At this time, Praveen simultaneously working on missile technology. Since then, he has managed to progress advancements in water purification, food storage and biofuel synthesis. Praveen now works on hybrid solar energy encapsulation technology at IIT, Hyderabad and has won many awards for his spotless work.
6) Rene Silva
Image source: cityfixbrasil.com
Youngest newspaper editor!
A boy from a favela (Portuguese slum) community in Brazil, Rene began his own newspaper (Voice of the Community) at the age of 11 to fight stereotypes against his town, one of the areas seen as violent and filled with armed drug gangs. His mother would reprimand him for staying at school hours after his classes, which he spent writing and editing reports. He used social media to show a more human, hopeful side of his neighbourhood and live-tweeted a police raid.
At the age of 19, he wrote his first book. Over time, his following has shifted online and his readers are tens of thousands in number today.
7) Jack Andraka
Youngest research scholar!
At 14, after the death of a close friend who suffered pancreatic cancer (the 8th deadliest cancer in the world), Jack started researching the disease intensely. By the age of 16, he had discovered an inexpensive method to detect the disease with an accuracy of 90% and had become the grand prize winner of the Intel International Science and Engineering Fair.
Jack approached over 200 scientists at the closest institutions with a proposal and budget for research, and Dr. Anirban Maitra from John Hopkins University accepted.
8) Zea Tongeman
Image source: YouTube
The 14-year-old girl from London nurtured a growing interest in technology after a workshop in her school.
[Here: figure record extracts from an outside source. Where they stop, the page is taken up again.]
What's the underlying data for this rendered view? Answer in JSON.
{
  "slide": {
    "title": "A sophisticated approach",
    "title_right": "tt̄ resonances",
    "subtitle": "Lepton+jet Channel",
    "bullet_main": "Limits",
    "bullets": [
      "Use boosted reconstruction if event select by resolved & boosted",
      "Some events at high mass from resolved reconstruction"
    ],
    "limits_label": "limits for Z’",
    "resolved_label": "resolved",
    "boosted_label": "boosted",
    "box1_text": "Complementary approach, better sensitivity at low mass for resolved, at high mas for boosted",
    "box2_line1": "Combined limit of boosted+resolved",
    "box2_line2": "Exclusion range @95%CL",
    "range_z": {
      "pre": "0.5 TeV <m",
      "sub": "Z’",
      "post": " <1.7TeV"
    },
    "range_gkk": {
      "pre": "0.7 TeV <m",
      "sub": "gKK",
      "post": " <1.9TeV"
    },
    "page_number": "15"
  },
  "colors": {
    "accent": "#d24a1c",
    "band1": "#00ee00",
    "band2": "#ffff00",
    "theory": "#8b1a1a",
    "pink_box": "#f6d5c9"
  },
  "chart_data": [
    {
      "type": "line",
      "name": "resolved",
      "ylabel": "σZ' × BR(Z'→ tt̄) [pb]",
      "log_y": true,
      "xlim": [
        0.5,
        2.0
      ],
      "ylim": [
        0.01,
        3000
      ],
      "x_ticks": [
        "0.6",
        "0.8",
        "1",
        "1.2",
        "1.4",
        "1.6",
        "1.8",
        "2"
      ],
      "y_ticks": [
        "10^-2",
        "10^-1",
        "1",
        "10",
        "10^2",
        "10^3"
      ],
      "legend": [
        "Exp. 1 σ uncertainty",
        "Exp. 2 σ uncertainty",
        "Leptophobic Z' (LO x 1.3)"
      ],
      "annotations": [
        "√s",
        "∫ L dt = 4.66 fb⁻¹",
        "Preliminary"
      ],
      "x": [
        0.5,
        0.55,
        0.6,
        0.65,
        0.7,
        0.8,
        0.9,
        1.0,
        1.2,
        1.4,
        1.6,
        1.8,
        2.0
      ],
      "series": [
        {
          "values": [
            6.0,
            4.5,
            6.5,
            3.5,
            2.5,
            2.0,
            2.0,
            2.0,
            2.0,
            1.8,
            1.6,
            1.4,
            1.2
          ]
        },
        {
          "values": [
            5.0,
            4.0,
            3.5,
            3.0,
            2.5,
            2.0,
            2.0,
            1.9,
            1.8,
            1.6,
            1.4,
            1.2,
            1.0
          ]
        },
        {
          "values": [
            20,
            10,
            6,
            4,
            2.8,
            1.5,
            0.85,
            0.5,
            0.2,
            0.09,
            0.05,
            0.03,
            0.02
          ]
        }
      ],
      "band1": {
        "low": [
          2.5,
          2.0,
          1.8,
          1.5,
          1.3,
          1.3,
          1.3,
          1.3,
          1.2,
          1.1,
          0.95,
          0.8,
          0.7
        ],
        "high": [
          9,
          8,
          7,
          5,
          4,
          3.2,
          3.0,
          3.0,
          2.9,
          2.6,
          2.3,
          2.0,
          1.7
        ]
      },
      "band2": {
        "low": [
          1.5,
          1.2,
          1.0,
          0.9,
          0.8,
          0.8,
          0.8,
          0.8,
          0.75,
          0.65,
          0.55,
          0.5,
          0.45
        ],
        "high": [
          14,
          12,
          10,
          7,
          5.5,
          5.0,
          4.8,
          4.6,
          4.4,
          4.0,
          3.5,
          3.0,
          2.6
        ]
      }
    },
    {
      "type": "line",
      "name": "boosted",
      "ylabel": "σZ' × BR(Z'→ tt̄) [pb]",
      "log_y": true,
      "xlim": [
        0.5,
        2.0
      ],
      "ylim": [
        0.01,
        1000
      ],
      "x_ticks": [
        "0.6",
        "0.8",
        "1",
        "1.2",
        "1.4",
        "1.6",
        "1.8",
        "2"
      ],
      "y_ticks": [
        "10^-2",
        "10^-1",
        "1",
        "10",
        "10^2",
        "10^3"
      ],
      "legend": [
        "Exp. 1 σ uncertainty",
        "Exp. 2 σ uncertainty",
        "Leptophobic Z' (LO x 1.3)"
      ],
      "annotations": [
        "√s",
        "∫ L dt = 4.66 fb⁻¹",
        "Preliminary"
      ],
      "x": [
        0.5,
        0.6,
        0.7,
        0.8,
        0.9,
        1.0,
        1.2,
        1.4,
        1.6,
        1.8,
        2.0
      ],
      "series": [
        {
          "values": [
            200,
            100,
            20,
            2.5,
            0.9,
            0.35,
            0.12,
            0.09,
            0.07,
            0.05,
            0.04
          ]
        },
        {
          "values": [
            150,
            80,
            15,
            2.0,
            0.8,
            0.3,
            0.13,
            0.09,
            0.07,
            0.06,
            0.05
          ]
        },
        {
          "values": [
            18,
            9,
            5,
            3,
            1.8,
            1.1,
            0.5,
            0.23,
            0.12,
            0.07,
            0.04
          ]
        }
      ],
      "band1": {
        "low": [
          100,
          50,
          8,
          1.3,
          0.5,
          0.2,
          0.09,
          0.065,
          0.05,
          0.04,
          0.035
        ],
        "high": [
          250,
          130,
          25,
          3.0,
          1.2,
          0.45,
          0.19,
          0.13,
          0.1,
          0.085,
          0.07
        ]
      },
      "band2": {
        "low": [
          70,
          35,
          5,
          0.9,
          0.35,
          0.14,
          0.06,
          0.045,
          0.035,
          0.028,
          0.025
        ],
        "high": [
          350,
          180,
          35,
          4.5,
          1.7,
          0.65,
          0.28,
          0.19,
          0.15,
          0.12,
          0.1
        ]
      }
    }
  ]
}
Soon after, she developed an app called Jazzy Recycling that makes recycling a fun game, letting players find places they recycle their trash, what they recycle and lets them earn points as they recycle. Zea now has backing from an investor and business consultant, Raj Dhonota.
10) Anne-Marie Imafidon
Image source: leadingladiesafrica.org
A computing and mathematical prodigy, Anne from Britain, passed two General Certificate of Secondary Education exams at the tender age of 11. These are exams taken by senior high school students at the end of their studies. At age 20, she was the youngest to be awarded a master’s degree from the University of Oxford in math and computer science.
Anne is today the CEO and founder of Stemettes, an award-winning organization that inspires girls into STEM careers and co-founder of Outbox Incubator, the very first tech incubator for girls in the world.